PROBLEM
Prove by induction $\sum_{i=1}^n i\cdot 2^{i-1} =(n-1)\cdot 2^n+1$
PROGRESS
So far I've proven $P_1$ and written $P_k$, but im stuck at $P_{k+1}$. I have written $P_{k+1}$ as
$$(k+1)\cdot 2^k+(k-1)\cdot 2^k+1=2^{k+1}\cdot k+1$$
but I don know how to simplify it, or even how to go on from here.
On
If you do not insist on looking for a induction method, I give another direct solution.

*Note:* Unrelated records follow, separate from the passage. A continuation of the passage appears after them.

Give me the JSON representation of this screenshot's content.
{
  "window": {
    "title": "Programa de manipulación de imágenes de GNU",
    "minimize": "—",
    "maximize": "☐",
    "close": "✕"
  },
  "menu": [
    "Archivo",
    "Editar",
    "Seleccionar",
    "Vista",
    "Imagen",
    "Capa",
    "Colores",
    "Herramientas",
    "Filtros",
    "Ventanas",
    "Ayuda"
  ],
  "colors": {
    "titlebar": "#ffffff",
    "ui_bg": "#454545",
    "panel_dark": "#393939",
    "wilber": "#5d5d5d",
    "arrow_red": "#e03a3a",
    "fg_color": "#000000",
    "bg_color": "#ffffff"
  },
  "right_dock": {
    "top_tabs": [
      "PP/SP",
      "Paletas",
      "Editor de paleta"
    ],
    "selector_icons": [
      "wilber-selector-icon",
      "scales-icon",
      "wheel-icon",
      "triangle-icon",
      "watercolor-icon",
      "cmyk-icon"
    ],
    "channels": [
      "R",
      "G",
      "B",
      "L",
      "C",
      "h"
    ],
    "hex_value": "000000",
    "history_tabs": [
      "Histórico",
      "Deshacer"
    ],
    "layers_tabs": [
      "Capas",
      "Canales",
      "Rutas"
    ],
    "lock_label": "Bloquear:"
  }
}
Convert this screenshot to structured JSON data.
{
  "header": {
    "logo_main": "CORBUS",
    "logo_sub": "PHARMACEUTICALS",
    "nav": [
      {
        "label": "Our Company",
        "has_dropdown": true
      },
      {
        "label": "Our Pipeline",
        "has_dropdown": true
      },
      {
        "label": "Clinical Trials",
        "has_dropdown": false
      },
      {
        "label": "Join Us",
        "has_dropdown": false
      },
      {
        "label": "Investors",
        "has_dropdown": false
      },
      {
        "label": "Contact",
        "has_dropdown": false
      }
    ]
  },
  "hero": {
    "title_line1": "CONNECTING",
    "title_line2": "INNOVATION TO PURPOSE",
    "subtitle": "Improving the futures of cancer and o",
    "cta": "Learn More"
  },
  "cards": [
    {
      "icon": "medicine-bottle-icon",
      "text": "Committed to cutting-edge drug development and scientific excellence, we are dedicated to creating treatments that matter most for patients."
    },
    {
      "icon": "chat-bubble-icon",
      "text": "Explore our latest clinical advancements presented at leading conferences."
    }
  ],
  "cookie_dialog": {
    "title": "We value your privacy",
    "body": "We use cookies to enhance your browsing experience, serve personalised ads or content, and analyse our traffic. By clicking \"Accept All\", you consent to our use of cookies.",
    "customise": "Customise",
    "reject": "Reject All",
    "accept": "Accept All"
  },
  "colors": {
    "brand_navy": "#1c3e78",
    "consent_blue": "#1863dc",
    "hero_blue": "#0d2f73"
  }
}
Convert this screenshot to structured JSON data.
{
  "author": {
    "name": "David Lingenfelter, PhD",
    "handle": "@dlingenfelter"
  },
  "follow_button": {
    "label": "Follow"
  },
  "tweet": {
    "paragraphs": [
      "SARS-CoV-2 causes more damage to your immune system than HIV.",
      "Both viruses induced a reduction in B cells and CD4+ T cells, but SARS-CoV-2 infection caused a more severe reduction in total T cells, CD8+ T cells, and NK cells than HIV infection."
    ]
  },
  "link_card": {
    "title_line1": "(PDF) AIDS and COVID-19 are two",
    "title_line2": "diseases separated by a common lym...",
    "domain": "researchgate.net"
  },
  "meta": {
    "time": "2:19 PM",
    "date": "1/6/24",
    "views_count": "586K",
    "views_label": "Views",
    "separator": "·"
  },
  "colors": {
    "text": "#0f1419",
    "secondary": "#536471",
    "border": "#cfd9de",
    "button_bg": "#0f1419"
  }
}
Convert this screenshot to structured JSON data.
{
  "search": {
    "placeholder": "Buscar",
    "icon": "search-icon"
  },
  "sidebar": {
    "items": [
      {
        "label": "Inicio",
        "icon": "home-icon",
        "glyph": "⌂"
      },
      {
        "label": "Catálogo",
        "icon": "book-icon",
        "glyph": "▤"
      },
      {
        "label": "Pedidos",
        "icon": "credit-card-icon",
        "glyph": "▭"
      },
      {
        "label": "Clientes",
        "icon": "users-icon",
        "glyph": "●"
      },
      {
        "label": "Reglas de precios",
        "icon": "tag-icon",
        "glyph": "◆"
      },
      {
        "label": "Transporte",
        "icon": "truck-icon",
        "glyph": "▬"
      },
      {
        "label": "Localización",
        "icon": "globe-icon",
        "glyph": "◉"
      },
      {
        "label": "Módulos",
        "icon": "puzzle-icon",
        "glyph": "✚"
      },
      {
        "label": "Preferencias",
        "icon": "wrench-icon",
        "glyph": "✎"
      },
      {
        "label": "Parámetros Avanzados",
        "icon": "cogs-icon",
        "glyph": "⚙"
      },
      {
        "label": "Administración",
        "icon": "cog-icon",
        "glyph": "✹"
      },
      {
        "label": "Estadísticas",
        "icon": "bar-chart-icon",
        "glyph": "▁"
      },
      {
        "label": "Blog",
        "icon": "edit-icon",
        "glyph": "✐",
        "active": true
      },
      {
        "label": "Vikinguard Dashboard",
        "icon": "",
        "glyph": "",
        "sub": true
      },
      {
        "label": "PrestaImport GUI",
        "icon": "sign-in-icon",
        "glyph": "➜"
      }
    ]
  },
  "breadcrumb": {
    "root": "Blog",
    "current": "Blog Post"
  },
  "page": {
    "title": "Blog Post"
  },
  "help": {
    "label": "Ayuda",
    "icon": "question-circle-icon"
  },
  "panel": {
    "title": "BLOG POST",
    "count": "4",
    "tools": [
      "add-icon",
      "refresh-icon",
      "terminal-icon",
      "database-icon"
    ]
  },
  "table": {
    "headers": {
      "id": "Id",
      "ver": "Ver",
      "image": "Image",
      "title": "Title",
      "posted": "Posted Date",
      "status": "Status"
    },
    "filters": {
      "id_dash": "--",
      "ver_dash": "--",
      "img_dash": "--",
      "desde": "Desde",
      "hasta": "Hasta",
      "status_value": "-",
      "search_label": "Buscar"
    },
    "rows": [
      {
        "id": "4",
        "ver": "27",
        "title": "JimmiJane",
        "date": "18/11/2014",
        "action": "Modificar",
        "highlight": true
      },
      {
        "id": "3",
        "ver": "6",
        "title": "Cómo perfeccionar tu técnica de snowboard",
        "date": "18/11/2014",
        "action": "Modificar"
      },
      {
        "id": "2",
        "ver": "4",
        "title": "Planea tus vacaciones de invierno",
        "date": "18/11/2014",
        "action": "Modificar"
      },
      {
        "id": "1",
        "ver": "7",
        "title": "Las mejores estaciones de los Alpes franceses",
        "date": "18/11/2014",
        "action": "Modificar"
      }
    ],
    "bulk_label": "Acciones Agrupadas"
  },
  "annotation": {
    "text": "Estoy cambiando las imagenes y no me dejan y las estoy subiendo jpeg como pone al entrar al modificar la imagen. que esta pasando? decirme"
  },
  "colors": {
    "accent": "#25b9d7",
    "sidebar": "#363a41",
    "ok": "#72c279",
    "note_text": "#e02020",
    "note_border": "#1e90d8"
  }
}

We want to evaluate $$S_n=1+2\cdot 2+3\cdot 2^2+\cdots+n \cdot 2^{n-1}.\tag1$$
But $$2\cdot S_n=2+2\cdot 2^2+3\cdot 2^3+\cdots+n \cdot 2^{n}.\tag2$$
Thus, by $(1)-(2)$, we have $$-S_n=1+2+2^2+2^3+\cdots+2^{n-1}-n \times 2^n=\frac{1(1-2^n)}{1-2}-n\cdot2^n=(1-n)2^n-1.\tag3$$
It follows that $$S_n=(n-1)2^n+1.$$
Define $S(k) = \sum\limits_{i=1}^k i\cdot 2^{i-1},$ then
\begin{aligned} S(k+1) = \sum\limits_{i=1}^{k+1} i \cdot 2^{i-1} &= (k+1)\cdot 2^{k} + \sum\limits_{i=1}^k i\cdot 2^{i-1}\\ &=(k+1)\cdot 2^k + S(k)\\ &= (k+1)\cdot2^k+(k-1)\cdot 2^k + 1\\ &= \big((k+1)+(k-1)\big)\cdot2^k+1\\ &= (2k)\cdot2^k + 1\\ &= k\cdot 2^{k+1}+1\\ \end{aligned} as desired. First, I split the sum into two parts: the final term and the rest. Then I identify that this rest is equal to $S(k)$ for which by assumption we know the value of. I insert the value of $S(k)$, then I factor out the $2^k$ multiplier, and then I do some final simplifications.